Kemiliteran Aceh yang sebelumnya di Kutaradja, kemudian dipusatkan di Juli
Keude Dua (Sekitar tiga kilometer jaraknya sebelah selatan Bireuen-red) di
bawah Komando Panglima Divisi X, Kolonel Hussein Joesoef, yang membawahi
Komandemen Sumatera, Langkat dan Tanah Karo. Dipilihnya Bireuen sebagai pusat
kemiliteran Aceh, lantaran letaknya yang sangat strategis dalam mengatur
strategi militer untuk memblokade serangan Belanda di Medan Area yang telah
menguasai Sumatera Timur. Pasukan tempur Divisi X Komandemen Sumatera yang
bermarkas di Juli Keudee Dua, Bireuen, itu silih berganti dikirim ke Medan
Area. Termasuk diantaranya pasukan tank dibawah pimpinan Letnan Yusuf Ahmad,
atau yang lebih dikenal dengan panggilan Letnan Yusuf Tank. Sekarang dia sudah
Purnawirawan dan bertempat tinggal di Juli Keude Dua, Kecamatan Juli, Kabupaten
Bireuen. Menurut Yusuf Tank, waktu itu pasukan Divisi X mempunyai puluhan unit
mobil tank. Peralatan perang itu merupakan hasil rampasantank tentara Jepang
yang bermarkas di Juli Keude Dua.
Dengan tank-tank itulah pasukan Divisi X mempertahankan Republik ini di
Medan Area pada masa agresi Belanda pertama dan kedua tahun 1947-1948. Juli
Keude Dua juga memiliki nilai historis kemiliteran penting dalam mempertahakan
Republik. Terutama di zaman Revolusi 1945. Pendidikan Perwira Militer
(Vandrecht), yakni untuk mendidik perwira-perwira yang tangguh di pusatkan di
Juli Keude Dua.
Menurut kronolosgi sejarah yang di ceritakan oleh Yusuf Tank, tentang
peristiwa sukaduka perjuangannya masa silam. Salah satu diantaranya tentang
peranan Radio Rimba Raya milik Divisi X Komandemen Sumatera yang mengudara ke
seluruh dunia dalam enam bahasa, Indonesia, Inggris, Urdu, Cina, Belanda dan
bahasa Arab. Dikatakan, “Radio Rimba Raya mengudara ke seluruh dunia 20 Desember
1948 untuk memblokade siaran propaganda Radio Hervenzent Belanda di Batavia
yang yang menyiarkan bahwa Indonesia sudah tidak ada lagi. Dalam siaran bohong
Radio Belanda seluruh wilayah nusantara sudah habis dikuasai Belanda. Padahal,
Aceh masih tetap utuh dan tak pernah berhasil dikuasai Belanda.

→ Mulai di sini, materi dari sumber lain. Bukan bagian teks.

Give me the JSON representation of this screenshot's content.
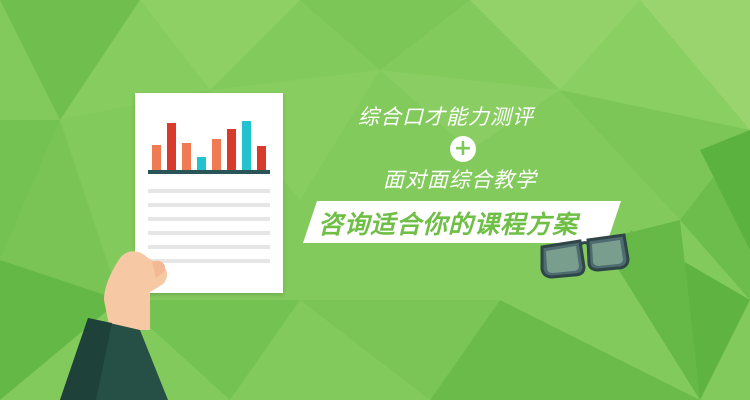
{
  "banner": {
    "line1": "综合口才能力测评",
    "plus_symbol": "+",
    "line2": "面对面综合教学",
    "ribbon_text": "咨询适合你的课程方案"
  },
  "colors": {
    "background": "#7fc95a",
    "text": "#ffffff",
    "ribbon": "#ffffff",
    "ribbon_text": "#6fbe45",
    "bar_orange": "#f07b52",
    "bar_red": "#d83a2c",
    "bar_teal": "#23c2cf",
    "chart_baseline": "#2a5558",
    "sleeve": "#264f45",
    "skin": "#f7c8a4"
  },
  "icons": {
    "document": "report-document-icon",
    "hand": "hand-icon",
    "glasses": "glasses-icon"
  }
}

Dengan mengudaranya Radio Rimba Raya ke seluruh dunia, masyarakat dunia
sudah mengetahui secara jelas bahwa Indonesia sudah merdeka sejak 17 Agustus
1945. Karena itu, saat kedatangan Presiden Soekarno ke Bireuen bulan Juni 1948,
dalam pidatonya yang berapi-api di lapangan terbang Cot Gapu, Soekarno
mengatakan, Aceh yang tidak mampu dikuasai Belanda dijadikan sebagai Daerah
Modal Republik Indonesia. Selama seminggu Presiden Soekarno berada di Bireuen,
kemudian bersama Gubernur Militer Aceh Abu Daud Beureueh berangkat ke Kutaradja
(Banda Aceh). Di Kutaradja Gubernur Milter Aceh mengundang seluruh saudagar
Aceh di hotel Aceh. Dia menyampaikan permintaan Presiden Soekarno agar rakyat
Aceh menyumbang dua pesawat terbang untuk Republik Indonesia.